Picco Covid nelle zone di confine
«La colpa è della Svizzera»

Le zone vicino alla frontiera registrano i numeri più alti: «In Ticino pochi controlli sui frontalieri». l sindacati: «Chiudere i cantieri»

L’ultimo grido d’allarme - forte nei contenuti - l’ha lanciato Dario Cadenazzi, responsabile del settore Edilizia del sindacato Unia, un settore in cui i frontalieri comaschi sono 3mila sui 7737 censiti al 30 settembre.

«La situazione dei cantieri edili ticinesi è desolante. E lo diciamo a fronte di un’indagine su 132 cantieri durata una settimana», ha spiegato, chiedendo un lockdown per l’edilizia, dove le mascherine protettive sono spesso illustri sconosciute, dove l’85,71% degli intervistati ha affermato che «nelle baracche da cantiere non vengono organizzati turni, se non c’è abbastanza posto» e dove il 77,27% ha confermato che dopo il lockdown primaverile «non è stato introdotto alcun tracciamento».

Il Cantone con più casi

Il virus continua a correre veloce lungo la linea di confine, con le province di Como e Varese stabilmente ai primi posti in Lombardia per incremento di contagi e con il Ticino che da lunedì è tornato ad essere il Cantone con l’incidenza più alta di casi, all’interno della Confederazione, rispetto al numero di abitanti.

Ieri l’Ufficio del medico cantonale ha annunciato altri 261 casi, con 8 nuovi decessi, che portano così il totale dei decessi da inizio pandemia a quota 560. «Le province di Como e Varese risultato quelle con il più alto numero di contagi a livello lombardo e non solo lombardo - sottolinea Andrea Puglia, responsabile frontalieri del sindacato Ocst - È chiaro che la vicinanza con il Ticino e la Svizzera ha un ruolo chiave in queste dinamiche. I frontalieri che si recano per lavoro oltreconfine entrano in un Paese dove le restrizioni sono molto più leggere rispetto a quelle italiane. Un esempio su tutti: in Ticino, ristoranti e bar sono aperti. Il frontaliere non solo si imbatte in un sistema meno protetto, ma molto spesso si approfitta anche del fatto che le regole sono meno severe proprio per andare al ristorante o al bar».

Pressioni

Ma Puglia sottolinea anche un altro fatto, della massima gravità: «Diversi frontalieri - positivi al Covid-19 - si sono rivolti a noi denunciando pressioni dei datori di lavoro per rientrare prima del tempo, nonostante in Italia non avessero ancora il tampone negativo. In Svizzera non è così».
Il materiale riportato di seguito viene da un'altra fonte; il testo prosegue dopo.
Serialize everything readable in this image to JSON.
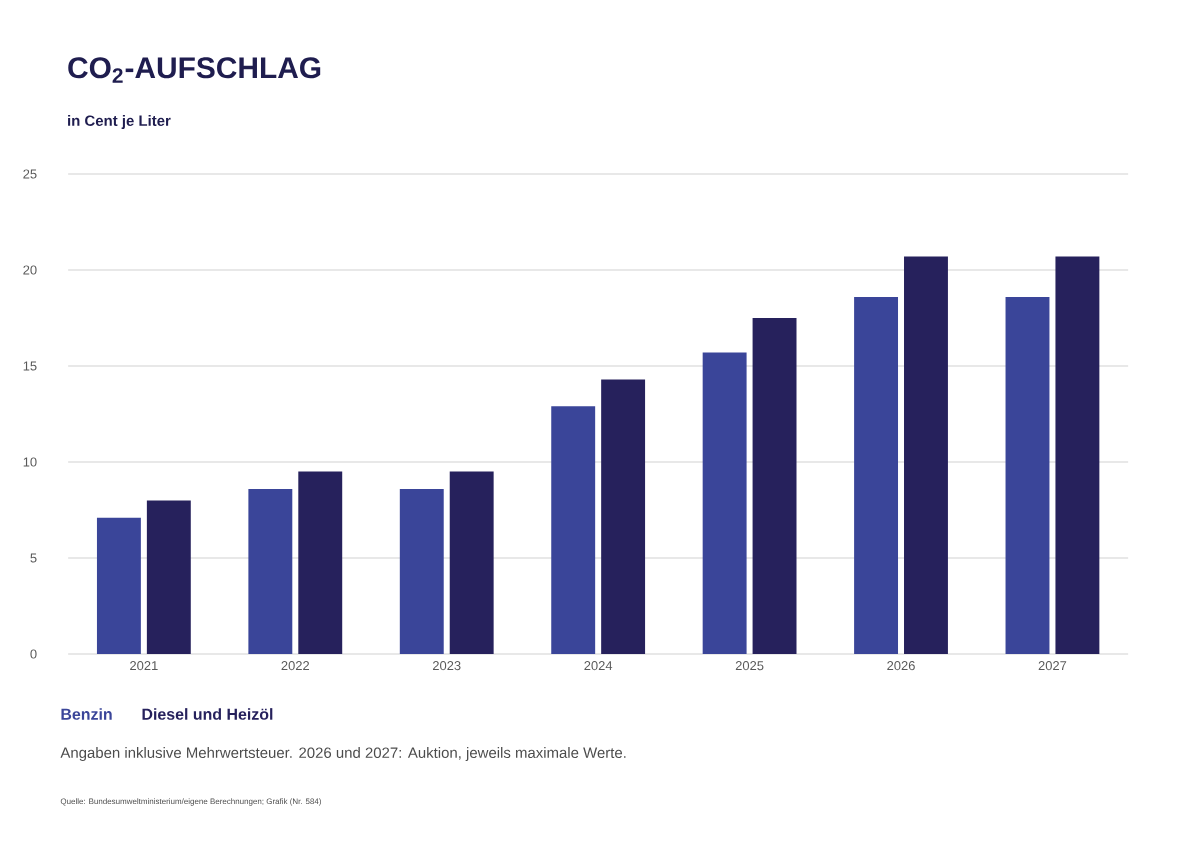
{
  "chart_data": {
    "type": "bar",
    "title": "CO$_{2}$-AUFSCHLAG",
    "ylabel": "in Cent je Liter",
    "categories": [
      "2021",
      "2022",
      "2023",
      "2024",
      "2025",
      "2026",
      "2027"
    ],
    "series": [
      {
        "name": "Benzin",
        "color": "#3a4599",
        "values": [
          7.1,
          8.6,
          8.6,
          12.9,
          15.7,
          18.6,
          18.6
        ]
      },
      {
        "name": "Diesel und Heizöl",
        "color": "#26215c",
        "values": [
          8.0,
          9.5,
          9.5,
          14.3,
          17.5,
          20.7,
          20.7
        ]
      }
    ],
    "ylim": [
      0,
      25
    ],
    "yticks": [
      0,
      5,
      10,
      15,
      20,
      25
    ],
    "grid": "y",
    "legend": "bottom left",
    "annotations": [
      "Angaben inklusive Mehrwertsteuer. 2026 und 2027: Auktion, jeweils maximale Werte.",
      "Quelle: Bundesumweltministerium/eigene Berechnungen; Grafik (Nr. 584)"
    ]
  }
}
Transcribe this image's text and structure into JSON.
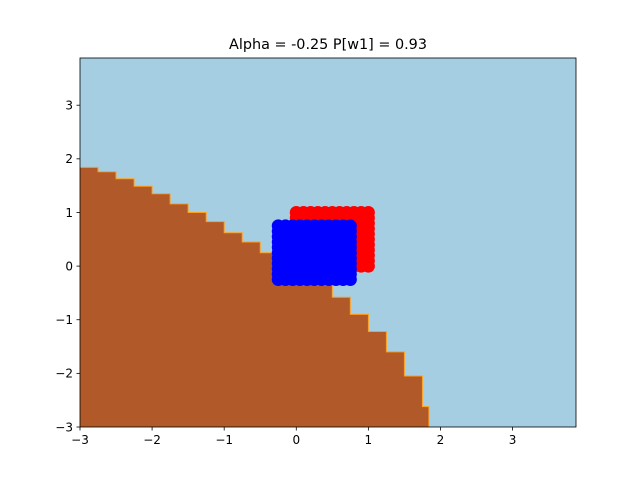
{
  "chart_data": {
    "type": "scatter",
    "title": "Alpha = -0.25 P[w1] = 0.93",
    "xlabel": "",
    "ylabel": "",
    "xlim": [
      -3,
      3.88
    ],
    "ylim": [
      -3,
      3.88
    ],
    "xticks": [
      -3,
      -2,
      -1,
      0,
      1,
      2,
      3
    ],
    "yticks": [
      -3,
      -2,
      -1,
      0,
      1,
      2,
      3
    ],
    "tick_labels_x": [
      "−3",
      "−2",
      "−1",
      "0",
      "1",
      "2",
      "3"
    ],
    "tick_labels_y": [
      "−3",
      "−2",
      "−1",
      "0",
      "1",
      "2",
      "3"
    ],
    "background": {
      "type": "decision_regions",
      "region_colors": {
        "class_0": "#b15928",
        "class_1": "#a6cee3",
        "edge": "#ff9f1c"
      },
      "boundary": [
        [
          -3.0,
          1.84
        ],
        [
          -2.75,
          1.76
        ],
        [
          -2.5,
          1.63
        ],
        [
          -2.25,
          1.49
        ],
        [
          -2.0,
          1.35
        ],
        [
          -1.75,
          1.16
        ],
        [
          -1.5,
          1.0
        ],
        [
          -1.25,
          0.83
        ],
        [
          -1.0,
          0.62
        ],
        [
          -0.75,
          0.45
        ],
        [
          -0.5,
          0.25
        ],
        [
          -0.25,
          0.05
        ],
        [
          0.0,
          -0.15
        ],
        [
          0.25,
          -0.35
        ],
        [
          0.5,
          -0.58
        ],
        [
          0.75,
          -0.9
        ],
        [
          1.0,
          -1.22
        ],
        [
          1.25,
          -1.6
        ],
        [
          1.5,
          -2.05
        ],
        [
          1.75,
          -2.62
        ],
        [
          1.84,
          -3.0
        ]
      ]
    },
    "series": [
      {
        "color": "#ff0000",
        "x_range": [
          0.0,
          1.0
        ],
        "y_range": [
          0.0,
          1.0
        ]
      },
      {
        "color": "#0000ff",
        "x_range": [
          -0.25,
          0.75
        ],
        "y_range": [
          -0.25,
          0.75
        ]
      }
    ]
  }
}
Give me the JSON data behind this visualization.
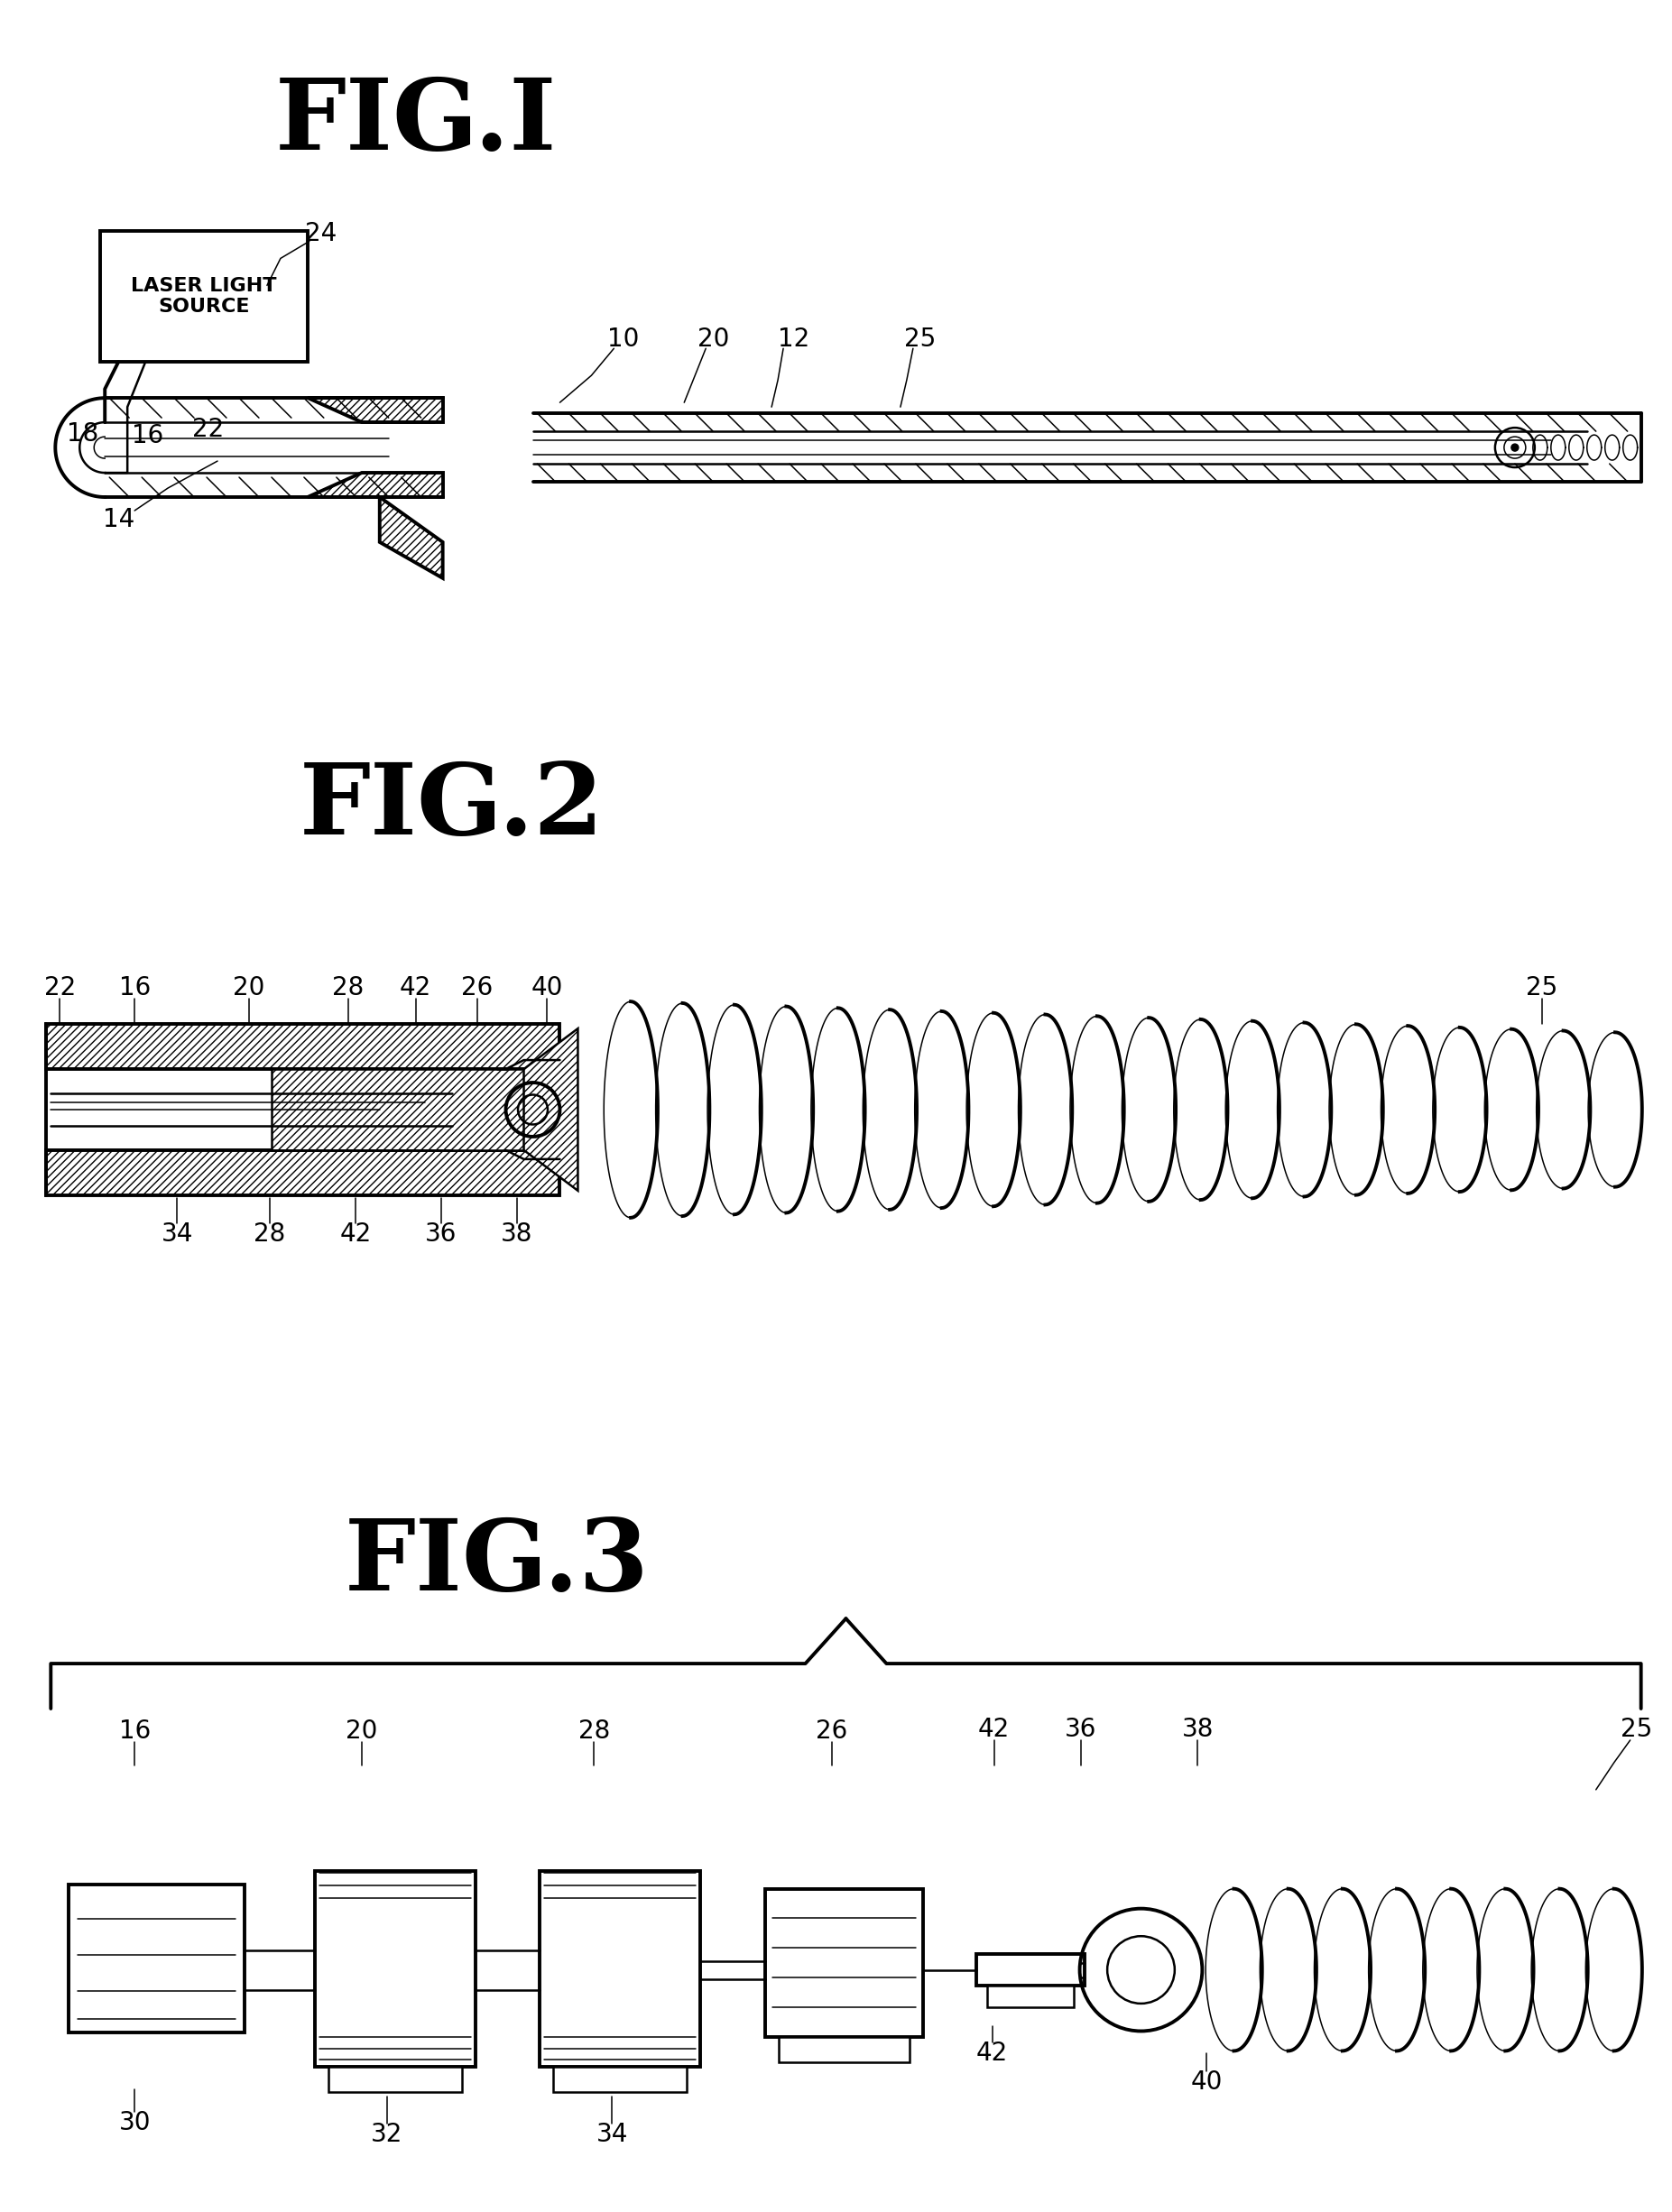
{
  "bg_color": "#ffffff",
  "lc": "#000000",
  "fig_width": 18.53,
  "fig_height": 24.52,
  "fig1_title": "FIG.I",
  "fig2_title": "FIG.2",
  "fig3_title": "FIG.3",
  "laser_box_text": "LASER LIGHT\nSOURCE",
  "title_fontsize": 80,
  "label_fontsize": 20,
  "lw_thick": 2.8,
  "lw_med": 1.8,
  "lw_thin": 1.1
}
Enzo Fantinato, responsabile Ufficio Rapporti Ufficio Internazionalizzazione e Rapporti con la Confederazione di Cna del Lario e della Brianza, affronta l’argomento con estremo pragmatismo: «È chiaro che Italia e Svizzera hanno scelto regole d’ingaggio diverse. Non credo però che i luoghi di lavoro rappresentino la principale fonte di contagio. La Svizzera ha puntato molto sulla responsabilità individuale più che sulle restrizioni. In Ticino le regole sono poche, ma se non si rispettano, le sanzioni arrivano puntuali. Certo, 70 mila frontalieri hanno un loro peso importante nelle dinamiche di confine. Si sono registrati casi anche tra i frontalieri, ma non credo che abbiano avuto un ruolo così preponderante nel picco di contagi nelle province di confine. È bene che l’attenzione resti alta, anche se vedo che ora è lo sci a monopolizzare l’attenzione nel dialogo tra i due Paesi».